Bu da toplumu, sürekli “bardağın boş tarafını görüp dolu tarafını görmeme” yanlışına sürüklüyor ve zamanla ön yargılı bir topluma dönüştürüyor. Bunun bir sonucu olarak da dinî ve kültürel değerler, erozyona uğruyor, dolayısıyla dinin toplum üzerindeki etkileri de gittikçe azalıyor, hatta kayboluyor. Bu nedenle geleneğin, gelenekçiliğe ve geleneksizliğe dönüşmesine imkan vermeden sorgulanması ve Kur’an’ın misyonuna ve ölçütlerine uygun olanları ile olmayanların birbirinden ayırt edilmesinde gereklilikten de öte bir zorunluluk bulunuyor.

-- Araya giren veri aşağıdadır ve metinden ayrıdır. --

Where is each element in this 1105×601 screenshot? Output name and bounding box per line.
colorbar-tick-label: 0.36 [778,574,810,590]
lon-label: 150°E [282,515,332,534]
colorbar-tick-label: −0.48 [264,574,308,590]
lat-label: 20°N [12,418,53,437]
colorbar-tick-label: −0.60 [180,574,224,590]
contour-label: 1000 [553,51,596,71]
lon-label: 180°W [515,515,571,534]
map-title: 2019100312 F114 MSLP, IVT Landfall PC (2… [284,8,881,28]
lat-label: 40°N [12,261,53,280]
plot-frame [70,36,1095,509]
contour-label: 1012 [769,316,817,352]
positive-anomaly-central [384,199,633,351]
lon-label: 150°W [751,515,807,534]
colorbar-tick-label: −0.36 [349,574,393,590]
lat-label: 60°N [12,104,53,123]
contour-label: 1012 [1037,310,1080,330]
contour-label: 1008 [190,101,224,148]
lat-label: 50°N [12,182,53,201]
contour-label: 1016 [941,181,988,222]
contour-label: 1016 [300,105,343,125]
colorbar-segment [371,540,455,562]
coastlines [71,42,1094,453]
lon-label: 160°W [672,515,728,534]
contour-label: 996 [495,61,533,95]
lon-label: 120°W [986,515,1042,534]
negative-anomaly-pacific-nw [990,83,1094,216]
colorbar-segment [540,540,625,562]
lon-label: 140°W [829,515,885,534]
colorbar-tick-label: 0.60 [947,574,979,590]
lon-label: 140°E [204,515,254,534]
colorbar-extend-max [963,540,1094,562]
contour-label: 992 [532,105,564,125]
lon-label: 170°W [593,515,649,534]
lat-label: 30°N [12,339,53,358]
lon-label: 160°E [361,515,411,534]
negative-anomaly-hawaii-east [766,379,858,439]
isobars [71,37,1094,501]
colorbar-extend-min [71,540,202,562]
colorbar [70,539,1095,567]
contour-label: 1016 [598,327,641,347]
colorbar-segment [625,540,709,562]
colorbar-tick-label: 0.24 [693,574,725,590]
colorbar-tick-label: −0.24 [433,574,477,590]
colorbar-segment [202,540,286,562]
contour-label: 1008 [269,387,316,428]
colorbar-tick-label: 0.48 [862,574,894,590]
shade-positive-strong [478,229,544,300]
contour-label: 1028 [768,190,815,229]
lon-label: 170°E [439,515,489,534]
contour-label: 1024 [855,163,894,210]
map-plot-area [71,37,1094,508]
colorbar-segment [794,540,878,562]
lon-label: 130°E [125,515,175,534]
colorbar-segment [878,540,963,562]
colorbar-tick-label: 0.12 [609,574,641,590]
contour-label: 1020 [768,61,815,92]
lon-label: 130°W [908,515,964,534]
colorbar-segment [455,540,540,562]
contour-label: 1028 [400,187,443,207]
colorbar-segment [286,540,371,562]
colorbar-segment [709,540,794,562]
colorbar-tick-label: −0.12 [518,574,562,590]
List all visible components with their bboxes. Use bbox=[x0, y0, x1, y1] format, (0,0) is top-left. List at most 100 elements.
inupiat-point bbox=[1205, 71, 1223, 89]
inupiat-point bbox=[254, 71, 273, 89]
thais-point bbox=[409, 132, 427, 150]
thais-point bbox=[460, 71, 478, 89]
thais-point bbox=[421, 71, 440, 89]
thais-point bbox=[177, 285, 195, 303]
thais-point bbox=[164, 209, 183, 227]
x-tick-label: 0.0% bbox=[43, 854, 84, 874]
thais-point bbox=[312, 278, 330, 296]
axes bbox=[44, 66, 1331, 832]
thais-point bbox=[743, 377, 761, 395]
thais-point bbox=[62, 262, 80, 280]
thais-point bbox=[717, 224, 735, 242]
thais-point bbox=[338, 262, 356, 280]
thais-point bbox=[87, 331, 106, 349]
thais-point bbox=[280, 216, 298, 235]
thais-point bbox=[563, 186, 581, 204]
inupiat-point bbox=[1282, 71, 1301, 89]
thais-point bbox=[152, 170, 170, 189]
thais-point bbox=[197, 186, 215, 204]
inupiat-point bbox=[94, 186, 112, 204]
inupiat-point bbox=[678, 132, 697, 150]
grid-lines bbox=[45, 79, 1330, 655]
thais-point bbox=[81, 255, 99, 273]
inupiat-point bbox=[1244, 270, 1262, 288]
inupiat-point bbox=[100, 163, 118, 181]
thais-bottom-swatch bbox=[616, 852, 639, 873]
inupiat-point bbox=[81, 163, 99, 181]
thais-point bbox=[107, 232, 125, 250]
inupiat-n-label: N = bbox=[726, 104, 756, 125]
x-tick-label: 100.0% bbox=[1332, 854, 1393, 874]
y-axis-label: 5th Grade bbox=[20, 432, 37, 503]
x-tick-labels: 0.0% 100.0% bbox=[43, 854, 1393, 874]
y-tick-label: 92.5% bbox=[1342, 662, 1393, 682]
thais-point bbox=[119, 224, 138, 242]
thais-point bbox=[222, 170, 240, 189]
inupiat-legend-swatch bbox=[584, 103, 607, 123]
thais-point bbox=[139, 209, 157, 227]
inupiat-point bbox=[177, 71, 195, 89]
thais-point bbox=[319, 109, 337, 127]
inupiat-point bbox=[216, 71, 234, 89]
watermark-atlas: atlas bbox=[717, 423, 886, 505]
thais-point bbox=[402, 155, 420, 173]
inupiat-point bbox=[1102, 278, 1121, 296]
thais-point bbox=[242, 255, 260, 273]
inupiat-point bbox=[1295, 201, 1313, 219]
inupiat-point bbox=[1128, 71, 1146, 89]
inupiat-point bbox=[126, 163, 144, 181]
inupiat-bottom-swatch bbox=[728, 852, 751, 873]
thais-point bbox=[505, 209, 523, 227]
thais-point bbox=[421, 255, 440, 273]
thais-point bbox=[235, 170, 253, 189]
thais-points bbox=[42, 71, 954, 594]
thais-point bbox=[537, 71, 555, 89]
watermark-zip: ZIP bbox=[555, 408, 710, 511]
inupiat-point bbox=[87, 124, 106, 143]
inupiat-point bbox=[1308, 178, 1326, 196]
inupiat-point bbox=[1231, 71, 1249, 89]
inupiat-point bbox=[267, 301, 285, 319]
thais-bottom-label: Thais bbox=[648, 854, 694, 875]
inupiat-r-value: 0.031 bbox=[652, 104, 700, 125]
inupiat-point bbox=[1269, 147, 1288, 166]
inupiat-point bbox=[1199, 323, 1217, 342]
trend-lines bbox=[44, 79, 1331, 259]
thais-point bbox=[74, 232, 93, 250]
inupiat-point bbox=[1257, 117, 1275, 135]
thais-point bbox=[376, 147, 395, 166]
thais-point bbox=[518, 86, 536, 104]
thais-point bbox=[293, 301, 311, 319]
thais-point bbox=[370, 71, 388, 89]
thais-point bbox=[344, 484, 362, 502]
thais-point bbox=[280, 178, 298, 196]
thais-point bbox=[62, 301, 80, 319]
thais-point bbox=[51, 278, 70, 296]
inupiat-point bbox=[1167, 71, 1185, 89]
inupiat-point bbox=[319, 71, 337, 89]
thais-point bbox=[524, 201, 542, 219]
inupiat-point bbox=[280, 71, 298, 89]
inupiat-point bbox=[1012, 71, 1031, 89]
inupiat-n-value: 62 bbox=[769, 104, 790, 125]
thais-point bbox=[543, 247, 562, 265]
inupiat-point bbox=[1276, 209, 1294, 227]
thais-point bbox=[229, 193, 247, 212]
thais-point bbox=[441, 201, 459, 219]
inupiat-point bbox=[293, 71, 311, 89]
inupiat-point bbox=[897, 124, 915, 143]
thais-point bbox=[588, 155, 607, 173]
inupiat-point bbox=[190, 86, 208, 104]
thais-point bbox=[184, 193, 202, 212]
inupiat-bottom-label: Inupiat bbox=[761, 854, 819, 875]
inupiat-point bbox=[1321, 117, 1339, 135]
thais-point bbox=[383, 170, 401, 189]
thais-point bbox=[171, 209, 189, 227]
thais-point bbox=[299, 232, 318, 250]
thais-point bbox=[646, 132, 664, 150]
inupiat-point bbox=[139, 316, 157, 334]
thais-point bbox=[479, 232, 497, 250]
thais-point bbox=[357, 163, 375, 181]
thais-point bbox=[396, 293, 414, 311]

Bu yapılmadığı takdirde “sapla saman birbirine karışıyor” yada karıştırılıyor, daha da önemlisi entegrist zihniyetin ve yanlış düşüncelerin etkinlik kazanmasına zemin hazırlıyor. Dolayısıyla bu olgu, yeni fikir ve düşüncelerin üretilmesine ve buna bağlı olarak mevcut sorunların çözülmesine de engel olucu bir işlev görüyor. Bunun olmaması için de tevarüs edilen bilgilerin öncelikle öğrenilmesi ve sorgulanması; zaman ve zemine göre değişen şartlar muvacehesinde yeni düşünce ve fikirlerin üretilmesi ve bir gelecek tasavvurunun oluşturulması icap ediyor. Zira bir gelecek tasavvuru oluşturmadan ve bunun için yeni fikirler ve düşünceler üretmeden, sadece tevarüs edilen bilgileri nakletmek ve yorumlamak, mevcut sorunlara bir çözüm getirmiyor, bilakis yeni sorunların oluşmasına da zemin hazırlıyor. Nitekim bu sorunlar arasında agnostisizm, deizm ve ateizm gibi din için tehdit unsuru haline gelen düşünce akımları olduğu gibi, bu tehdidi besleyen ve büyüten hedonizm, egoizm ve konformatizm gibi psikolojik etkenlerde söz konusu oluyor. Dolayısıyla bu sorunlar üzerinde kafa yorup çare aramak ve çözüm yolları bulmak da bilim insanlarının öncelikli görevleri arasında yer alıyor.